One unfortunate fact of the Indian situation is that enough attention has not been paid to the evolution and observance of the right codes of conduct and conventions. Even the codes and conventions evolved in the earlier years have been broken too lightly in the later years. There is an increasing tendency to resort to extra-Constitutional methods to force settlement of political or economic issues—imagined or real.

This would be a cause for concern even in a small homogeneous country. In India, a heterogenous country of huge dimensions, this cannot be a matter of grave anxiety. Hence, natural reaction would be that the loopholes in the Constitution which have permitted aberrant developments should be plugged. It is urged that, if conventions do not work, appropriate constitutional safeguards should be provided [17] . If appropriate conventions are not followed and the discretion provided under certain circumstances is misused, the entire system may collapse. In order that appropriate conventions and codes of conduct get evolved, it is essential that incumbents of constitutional offices are selected from among persons of admitted competence and integrity and provided with reasonable security of tenure.

CONCLUSION

The main purpose of conventions is to guide the use of constitutional discretion.
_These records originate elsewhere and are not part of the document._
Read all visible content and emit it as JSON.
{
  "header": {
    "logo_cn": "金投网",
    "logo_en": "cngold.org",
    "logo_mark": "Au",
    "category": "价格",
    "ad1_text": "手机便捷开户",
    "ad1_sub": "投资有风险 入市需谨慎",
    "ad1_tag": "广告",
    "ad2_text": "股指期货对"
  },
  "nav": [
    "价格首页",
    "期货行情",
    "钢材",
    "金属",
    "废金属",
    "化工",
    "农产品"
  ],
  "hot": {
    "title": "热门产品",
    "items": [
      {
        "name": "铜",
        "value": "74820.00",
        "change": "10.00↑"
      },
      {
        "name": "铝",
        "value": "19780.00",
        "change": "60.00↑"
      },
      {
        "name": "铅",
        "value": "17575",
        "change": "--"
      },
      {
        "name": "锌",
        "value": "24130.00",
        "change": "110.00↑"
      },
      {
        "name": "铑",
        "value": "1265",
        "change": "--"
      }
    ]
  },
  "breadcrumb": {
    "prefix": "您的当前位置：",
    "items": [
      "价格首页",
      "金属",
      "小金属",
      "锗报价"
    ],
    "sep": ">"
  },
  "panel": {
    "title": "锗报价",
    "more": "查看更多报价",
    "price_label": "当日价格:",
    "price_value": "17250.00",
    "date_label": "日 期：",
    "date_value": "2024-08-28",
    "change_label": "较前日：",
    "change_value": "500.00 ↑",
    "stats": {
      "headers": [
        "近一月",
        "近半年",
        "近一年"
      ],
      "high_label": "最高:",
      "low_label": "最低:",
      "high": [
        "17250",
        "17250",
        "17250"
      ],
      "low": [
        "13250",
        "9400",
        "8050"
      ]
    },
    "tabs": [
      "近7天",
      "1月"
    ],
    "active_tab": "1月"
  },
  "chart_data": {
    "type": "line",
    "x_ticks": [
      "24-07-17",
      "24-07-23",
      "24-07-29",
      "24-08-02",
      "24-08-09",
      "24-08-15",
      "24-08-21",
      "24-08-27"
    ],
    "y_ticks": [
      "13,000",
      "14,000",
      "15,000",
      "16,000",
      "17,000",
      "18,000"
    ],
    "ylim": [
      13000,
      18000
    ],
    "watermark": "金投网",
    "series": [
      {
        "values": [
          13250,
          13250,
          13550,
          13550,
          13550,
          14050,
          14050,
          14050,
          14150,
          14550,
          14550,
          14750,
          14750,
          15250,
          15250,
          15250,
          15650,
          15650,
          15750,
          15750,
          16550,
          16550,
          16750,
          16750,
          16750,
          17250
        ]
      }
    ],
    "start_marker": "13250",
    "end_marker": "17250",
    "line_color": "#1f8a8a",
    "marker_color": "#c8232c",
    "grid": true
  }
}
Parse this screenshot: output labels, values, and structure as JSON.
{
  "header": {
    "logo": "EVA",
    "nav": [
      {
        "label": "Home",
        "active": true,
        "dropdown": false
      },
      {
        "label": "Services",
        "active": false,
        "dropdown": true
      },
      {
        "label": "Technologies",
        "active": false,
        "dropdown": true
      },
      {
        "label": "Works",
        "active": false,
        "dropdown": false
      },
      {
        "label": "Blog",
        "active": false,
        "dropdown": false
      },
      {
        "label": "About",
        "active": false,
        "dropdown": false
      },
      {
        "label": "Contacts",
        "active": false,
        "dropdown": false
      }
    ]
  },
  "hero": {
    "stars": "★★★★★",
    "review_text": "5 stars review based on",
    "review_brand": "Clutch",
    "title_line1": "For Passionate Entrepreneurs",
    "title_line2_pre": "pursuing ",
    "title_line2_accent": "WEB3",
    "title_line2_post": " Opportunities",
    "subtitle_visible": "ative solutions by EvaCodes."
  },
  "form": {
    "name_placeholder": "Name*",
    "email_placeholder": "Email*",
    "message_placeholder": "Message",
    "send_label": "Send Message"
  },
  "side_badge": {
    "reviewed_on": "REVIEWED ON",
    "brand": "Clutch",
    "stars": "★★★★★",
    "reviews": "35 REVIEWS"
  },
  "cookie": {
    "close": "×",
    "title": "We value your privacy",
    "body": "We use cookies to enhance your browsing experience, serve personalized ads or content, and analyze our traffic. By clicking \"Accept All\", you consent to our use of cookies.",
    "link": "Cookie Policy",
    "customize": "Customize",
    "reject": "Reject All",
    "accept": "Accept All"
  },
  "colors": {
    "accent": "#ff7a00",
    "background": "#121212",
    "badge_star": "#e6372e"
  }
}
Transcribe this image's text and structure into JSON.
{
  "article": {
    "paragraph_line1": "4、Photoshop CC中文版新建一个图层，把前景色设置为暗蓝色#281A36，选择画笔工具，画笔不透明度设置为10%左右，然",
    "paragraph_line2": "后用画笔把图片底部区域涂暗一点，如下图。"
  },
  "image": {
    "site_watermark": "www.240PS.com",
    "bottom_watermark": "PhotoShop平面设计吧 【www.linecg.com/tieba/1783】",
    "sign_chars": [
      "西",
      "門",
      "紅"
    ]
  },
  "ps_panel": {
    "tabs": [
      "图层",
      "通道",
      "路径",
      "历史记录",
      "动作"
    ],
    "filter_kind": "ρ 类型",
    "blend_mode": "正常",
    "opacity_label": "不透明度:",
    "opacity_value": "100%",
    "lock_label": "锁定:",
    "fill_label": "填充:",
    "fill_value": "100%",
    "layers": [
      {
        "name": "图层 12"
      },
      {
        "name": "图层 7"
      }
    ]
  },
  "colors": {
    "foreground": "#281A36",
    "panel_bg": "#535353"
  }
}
Thus, every time there is a general election or a request for dissolution of the House of People, the questions that start doing rounds are—whom will the President invite to form the next government? What if the President invites someone to form a government who does not have a clear majority in the Lok Sabha? Will the President heed to the advice of the Cabinet to dissolve the House? These are some of the important questions to which the Constitution provides no answer to, and this is where conventions play their part as a catalyst.

Some conventions are well-established and may be relied upon absolutely, while some are vague and may lead to manipulation for political purposes. For example, appointment of the Prime Minister is to be done by the President and the prevailing convention is that the person enjoying support of the absolute majority of the House concerned is appointed to the respective office. The snag lies in ascertaining that support. The task of the President becomes difficult and open to criticism, as he has to often follow vague conventions and foreign precedents. The conventions being vague, the President may go on appointing the leader of the largest party in the Lok Sabha as the Prime Minister, despite the fact that the appointed Prime Minister is not in a position to secure majority in the Lok Sabha.

Hence if the conventions are codified and the effect of that codification is to give jurisdiction to the courts to enforce the codified conventions then in such a scenario the flexibility of the conventions will be lost. Moreover, codified laws cannot cover any and every situation that might arise. Hence, it makes more sense to leave the conventions uncodified.

Therefore, since the main purpose of the Constitutional Conventions is to ensure that the legal framework of the Constitution retains its flexibility to operate in tune with the prevailing constitutional values of the period, it helps the Constitution to adapt and make amends according to the needs and desire of the changing times, as the Founders of our Constitution couldn’t have foreseen and safeguarded the Constitution from future loopholes and hence left certain matters to be governed by conventions as they are as important, if not of greater significance, as the written word of the Constitution itself.